SALEM, Ore. (AP) - Oregon employers would be barred from asking job seekers about their criminal backgrounds on application forms under a bill passed by House lawmakers Wednesday.
Known as "ban the box," the measure would forbid businesses from using application forms that ask candidates to state whether or not they have a criminal record. It does allow employers to ask questions about criminal records during interviews, when the applicant can offer an explanation.
The measure would also prevent employers from considering or inquiring about an applicant's criminal record before an interview or before making an employment offer if there was no interview.
The bill's sponsor, Rep. Rob Nosse, said the measure will help people with criminal records earn a living and rebuild their lives.
"We know that after spending time in prison it's not always easy to re-enter society. And all the research shows that access to housing and employment are among the two most effective ways that we reduce the chances of former inmates going back to prison," the Portland Democrat said.
Nosse said the bill doesn't override restrictions on people prohibited from working with some groups, such as children or the elderly, and it doesn't apply to jobs that lawfully require a background check.
But opponents argued the measure could expose employers to a slew of lawsuits if applicants believe their criminal records were considered before an interview.

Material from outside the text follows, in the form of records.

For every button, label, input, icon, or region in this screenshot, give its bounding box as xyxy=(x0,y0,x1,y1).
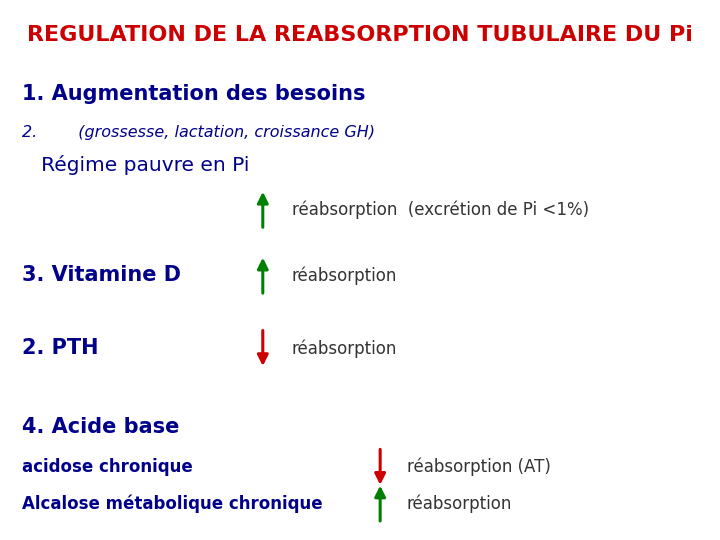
Text: 2. PTH: 2. PTH xyxy=(22,338,98,359)
Text: réabsorption: réabsorption xyxy=(292,339,397,357)
Text: réabsorption  (excrétion de Pi <1%): réabsorption (excrétion de Pi <1%) xyxy=(292,200,589,219)
Text: réabsorption (AT): réabsorption (AT) xyxy=(407,458,551,476)
Text: Régime pauvre en Pi: Régime pauvre en Pi xyxy=(22,154,249,175)
Text: REGULATION DE LA REABSORPTION TUBULAIRE DU Pi: REGULATION DE LA REABSORPTION TUBULAIRE … xyxy=(27,25,693,45)
Text: 2.        (grossesse, lactation, croissance GH): 2. (grossesse, lactation, croissance GH) xyxy=(22,125,374,140)
Text: 1. Augmentation des besoins: 1. Augmentation des besoins xyxy=(22,84,365,105)
Text: 3. Vitamine D: 3. Vitamine D xyxy=(22,265,181,286)
Text: 4. Acide base: 4. Acide base xyxy=(22,416,179,437)
Text: Alcalose métabolique chronique: Alcalose métabolique chronique xyxy=(22,494,323,512)
Text: réabsorption: réabsorption xyxy=(407,494,512,512)
Text: réabsorption: réabsorption xyxy=(292,266,397,285)
Text: acidose chronique: acidose chronique xyxy=(22,458,192,476)
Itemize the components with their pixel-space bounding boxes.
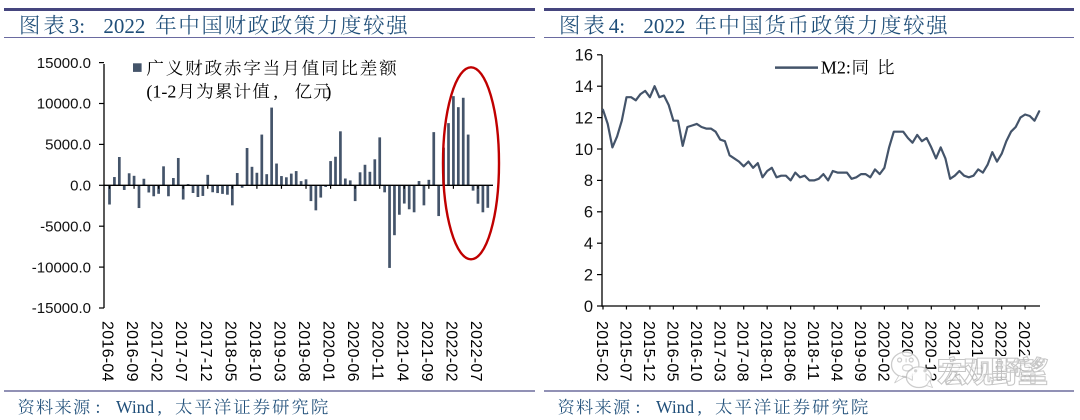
svg-text:2022: 2022 [103, 14, 145, 38]
svg-text:2021-09: 2021-09 [418, 321, 435, 382]
svg-text:0.0: 0.0 [70, 178, 91, 195]
svg-text:8: 8 [584, 172, 593, 190]
svg-text:12: 12 [575, 109, 593, 127]
svg-text:2018-06: 2018-06 [781, 321, 798, 382]
svg-text:2019-08: 2019-08 [295, 321, 312, 382]
svg-text:2017-03: 2017-03 [710, 321, 727, 382]
svg-text:2017-07: 2017-07 [172, 321, 189, 382]
svg-text:-15000.0: -15000.0 [32, 300, 91, 317]
svg-text:M2:: M2: [821, 58, 851, 78]
svg-text:2018-05: 2018-05 [221, 321, 238, 382]
svg-text:2015-12: 2015-12 [640, 321, 657, 382]
svg-text:2: 2 [584, 266, 593, 284]
svg-text:2019-04: 2019-04 [828, 321, 845, 382]
svg-text:-5000.0: -5000.0 [40, 218, 91, 235]
svg-text:-10000.0: -10000.0 [32, 259, 91, 276]
svg-text:2017-08: 2017-08 [734, 321, 751, 382]
svg-text:2015-02: 2015-02 [593, 321, 610, 382]
svg-text:,: , [274, 82, 279, 102]
svg-text:2016-09: 2016-09 [123, 321, 140, 382]
svg-text:5000.0: 5000.0 [45, 137, 91, 154]
svg-text:0: 0 [584, 298, 593, 316]
svg-text:2020-11: 2020-11 [369, 321, 386, 381]
svg-text:4:: 4: [609, 14, 625, 38]
svg-text:6: 6 [584, 204, 593, 222]
svg-text:2016-04: 2016-04 [99, 321, 116, 382]
svg-text:2019-03: 2019-03 [270, 321, 287, 382]
svg-text:2019-09: 2019-09 [851, 321, 868, 382]
svg-text:2020-12: 2020-12 [921, 321, 938, 382]
svg-text:2020-01: 2020-01 [320, 321, 337, 382]
svg-text:10: 10 [575, 141, 593, 159]
svg-text:2017-12: 2017-12 [197, 321, 214, 382]
svg-text:2020-02: 2020-02 [874, 321, 891, 382]
svg-text:2018-10: 2018-10 [246, 321, 263, 382]
svg-text:(1-2: (1-2 [146, 82, 176, 103]
svg-text:2017-02: 2017-02 [148, 321, 165, 382]
svg-text:2022: 2022 [643, 14, 685, 38]
svg-text:4: 4 [584, 235, 593, 253]
svg-text:14: 14 [575, 78, 593, 96]
svg-text:2022-07: 2022-07 [467, 321, 484, 382]
svg-text:3:: 3: [69, 14, 85, 38]
svg-text:2015-07: 2015-07 [616, 321, 633, 382]
svg-text:2018-11: 2018-11 [804, 321, 821, 381]
svg-text:2020-06: 2020-06 [344, 321, 361, 382]
svg-text:15000.0: 15000.0 [37, 55, 91, 72]
svg-text:2016-05: 2016-05 [663, 321, 680, 382]
svg-text:2018-01: 2018-01 [757, 321, 774, 382]
svg-text:16: 16 [575, 47, 593, 65]
svg-text:2022-02: 2022-02 [442, 321, 459, 382]
svg-text:10000.0: 10000.0 [37, 96, 91, 113]
svg-text:2016-10: 2016-10 [687, 321, 704, 382]
svg-text:2021-04: 2021-04 [393, 321, 410, 382]
svg-text:): ) [325, 82, 331, 103]
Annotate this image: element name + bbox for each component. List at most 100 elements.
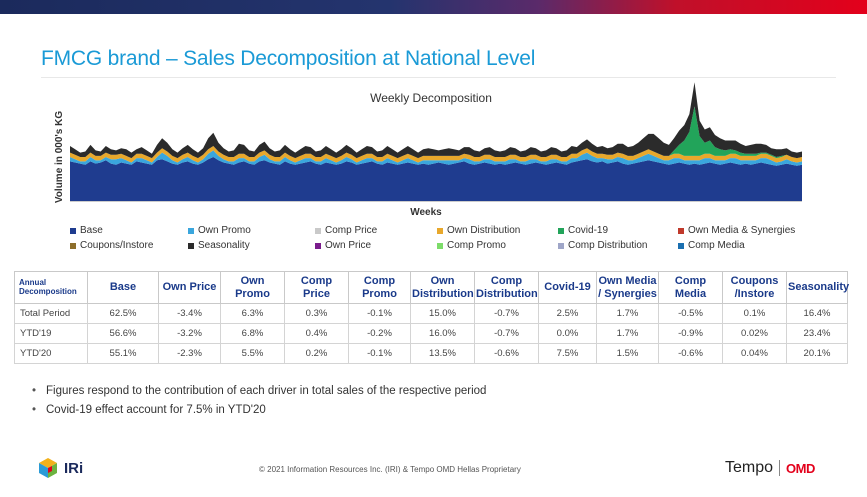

"So in other words, you don't have to have a box on the application. But if you inquire into or considered the history of someone prior to an interview, you are committing an unlawful employment practice," said Rep. Mike McLane, the Republican leader in the House.
He also argued many companies, such as Wal-Mart Stores Inc. and Home Depot Inc., have already removed the criminal history question from its application forms.
Groups that advocate for workers' rights have been lobbying state governments for years to adopt policies that reduce barriers to jobs for people with criminal histories. Supporters say the movement has gained momentum in the last two years as states including California to and Jersey have scrubbed the question from job applications.
According to Fair Chance For All, a coalition of more than 50 organizations across the state that support the measure, the box has already been eliminated from applications for jobs with the city of Portland and Multnomah County. Sixteen states, including Colorado, New Mexico and Georgia, have passed similar legislation.
Oregon's bill, HB 3025, passed on a 33-27 vote and now goes to the Senate.